Permitir que nossos filhos se escutem e superar nosso desejo de protegê-los e decidir por eles não é fácil. Para que eles se tornem adultos assertivos e conectados com suas próprias necessidades, você precisa confiar.

Permite que as meninas decidam sobre seu próprio corpo , como se vestem ou se querem ou não expressar afeto.

5. Deixe-os escolher

Seus filhos querem entrar no balé? Suas filhas querem aprender caratê? Incentive suas filhas a experimentar e se mexer. Deixe-os subir. Elogie sua bravura e inteligência.

6. Incentive o pensamento crítico

Discuta com eles como lhes parece que quase não há personagens femininas nos filmes ou que o pátio da escola é ocupado principalmente por meninos brincando de bola enquanto as meninas conversam ou assistem.

7. Comportamentos empáticos

Recompense a cooperação em vez da competitividade e você ajudará seus filhos a desenvolver a empatia e não o individualismo.

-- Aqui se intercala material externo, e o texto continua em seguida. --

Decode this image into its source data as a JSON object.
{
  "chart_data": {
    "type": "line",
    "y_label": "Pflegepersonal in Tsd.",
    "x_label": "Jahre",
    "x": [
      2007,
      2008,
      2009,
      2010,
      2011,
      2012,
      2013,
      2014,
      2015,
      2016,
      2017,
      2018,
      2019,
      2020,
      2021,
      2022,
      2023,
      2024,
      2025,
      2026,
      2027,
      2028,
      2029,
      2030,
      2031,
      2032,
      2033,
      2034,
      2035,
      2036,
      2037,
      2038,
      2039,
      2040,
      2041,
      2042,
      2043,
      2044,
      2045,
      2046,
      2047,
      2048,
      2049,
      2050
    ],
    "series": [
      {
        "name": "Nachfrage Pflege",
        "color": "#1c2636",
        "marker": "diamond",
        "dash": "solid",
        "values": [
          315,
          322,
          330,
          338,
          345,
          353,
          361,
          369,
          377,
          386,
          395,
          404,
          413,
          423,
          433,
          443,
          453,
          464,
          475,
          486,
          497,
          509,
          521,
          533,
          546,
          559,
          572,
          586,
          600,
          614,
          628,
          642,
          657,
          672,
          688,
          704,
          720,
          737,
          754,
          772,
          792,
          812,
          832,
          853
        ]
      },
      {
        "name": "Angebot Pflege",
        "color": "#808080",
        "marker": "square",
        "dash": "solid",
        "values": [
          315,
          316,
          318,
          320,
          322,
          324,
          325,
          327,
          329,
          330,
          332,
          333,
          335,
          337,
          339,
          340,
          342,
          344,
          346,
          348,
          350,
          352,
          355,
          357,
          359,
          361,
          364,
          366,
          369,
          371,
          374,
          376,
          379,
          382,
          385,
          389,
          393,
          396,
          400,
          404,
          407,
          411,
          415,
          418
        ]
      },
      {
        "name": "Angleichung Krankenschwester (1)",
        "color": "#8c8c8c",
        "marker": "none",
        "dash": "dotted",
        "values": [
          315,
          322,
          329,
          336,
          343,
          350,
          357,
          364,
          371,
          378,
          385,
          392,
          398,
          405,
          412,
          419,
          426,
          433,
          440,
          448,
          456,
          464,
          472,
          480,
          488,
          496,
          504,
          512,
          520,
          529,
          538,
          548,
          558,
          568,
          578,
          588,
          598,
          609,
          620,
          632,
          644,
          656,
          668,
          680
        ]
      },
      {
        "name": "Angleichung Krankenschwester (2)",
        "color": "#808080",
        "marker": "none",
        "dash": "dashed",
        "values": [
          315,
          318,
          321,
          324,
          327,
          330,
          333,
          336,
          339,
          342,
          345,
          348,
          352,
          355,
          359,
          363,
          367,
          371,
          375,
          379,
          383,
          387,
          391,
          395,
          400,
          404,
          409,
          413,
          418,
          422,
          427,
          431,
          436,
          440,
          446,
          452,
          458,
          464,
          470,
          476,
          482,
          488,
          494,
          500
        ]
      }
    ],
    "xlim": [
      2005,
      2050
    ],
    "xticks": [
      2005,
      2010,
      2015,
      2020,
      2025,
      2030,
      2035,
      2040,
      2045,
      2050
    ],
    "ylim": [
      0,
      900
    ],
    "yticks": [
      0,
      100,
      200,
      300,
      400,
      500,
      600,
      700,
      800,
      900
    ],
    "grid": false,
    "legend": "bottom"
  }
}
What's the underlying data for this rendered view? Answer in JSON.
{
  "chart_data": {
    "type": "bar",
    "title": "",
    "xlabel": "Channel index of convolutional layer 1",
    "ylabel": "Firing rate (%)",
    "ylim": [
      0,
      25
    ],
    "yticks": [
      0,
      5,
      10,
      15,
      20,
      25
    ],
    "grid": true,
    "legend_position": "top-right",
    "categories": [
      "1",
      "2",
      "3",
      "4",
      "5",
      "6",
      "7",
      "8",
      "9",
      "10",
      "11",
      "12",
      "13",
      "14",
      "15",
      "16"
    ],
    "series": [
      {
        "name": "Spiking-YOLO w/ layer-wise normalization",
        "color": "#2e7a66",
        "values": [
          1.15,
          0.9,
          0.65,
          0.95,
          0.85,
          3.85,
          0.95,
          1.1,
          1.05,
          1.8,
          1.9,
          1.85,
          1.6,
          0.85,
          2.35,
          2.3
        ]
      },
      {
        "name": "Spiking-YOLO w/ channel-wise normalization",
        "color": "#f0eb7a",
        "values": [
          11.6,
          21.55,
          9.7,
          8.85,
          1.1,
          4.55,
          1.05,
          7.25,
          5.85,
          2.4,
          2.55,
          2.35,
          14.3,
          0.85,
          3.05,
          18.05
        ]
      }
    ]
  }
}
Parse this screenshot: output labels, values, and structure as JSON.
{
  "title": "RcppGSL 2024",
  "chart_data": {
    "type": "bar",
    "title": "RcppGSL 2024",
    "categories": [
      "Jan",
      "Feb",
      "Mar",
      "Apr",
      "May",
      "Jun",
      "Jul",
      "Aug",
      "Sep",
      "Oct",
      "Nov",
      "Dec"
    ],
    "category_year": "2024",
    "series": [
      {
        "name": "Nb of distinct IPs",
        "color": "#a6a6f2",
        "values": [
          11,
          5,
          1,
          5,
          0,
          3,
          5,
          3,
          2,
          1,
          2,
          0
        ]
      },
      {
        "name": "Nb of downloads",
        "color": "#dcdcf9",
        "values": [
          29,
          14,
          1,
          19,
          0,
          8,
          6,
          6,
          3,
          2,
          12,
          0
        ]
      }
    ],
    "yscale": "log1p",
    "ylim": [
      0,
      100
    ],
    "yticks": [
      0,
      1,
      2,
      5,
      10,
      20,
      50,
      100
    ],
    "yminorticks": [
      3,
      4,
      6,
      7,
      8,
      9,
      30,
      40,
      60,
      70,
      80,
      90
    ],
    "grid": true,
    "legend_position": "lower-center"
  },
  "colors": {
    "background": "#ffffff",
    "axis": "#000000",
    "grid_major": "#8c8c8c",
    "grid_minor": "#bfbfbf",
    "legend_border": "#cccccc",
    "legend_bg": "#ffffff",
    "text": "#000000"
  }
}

8. Evite criticar seu corpo

E também não critique outras mulheres. Vamos ensiná-los que as pessoas valem por causa de como se comportam , não por causa de como se vestem, sua aparência ou o que têm.

9. Comunicação e mais comunicação

Conecte-se com quem eles são conversando com eles. Observe o mundo com eles e discuta seus pontos de vista juntos. Falar muito. A base de toda prevenção é a comunicação.

10. Nomeie todas as coisas

Eduque seus filhos a compreender que menstruar é o funcionamento normal de um corpo saudável. Não torne os processos femininos como a menstruação invisíveis.

11. Responsabilidade sexual compartilhada

Não atribua bom senso em contracepção às meninas. Eduque vocês dois sobre a responsabilidade pelo sexo. Sexo é prazer, embora seja preciso ter cuidado e não confundir com amor, eles não são a mesma coisa e às vezes não andam juntos.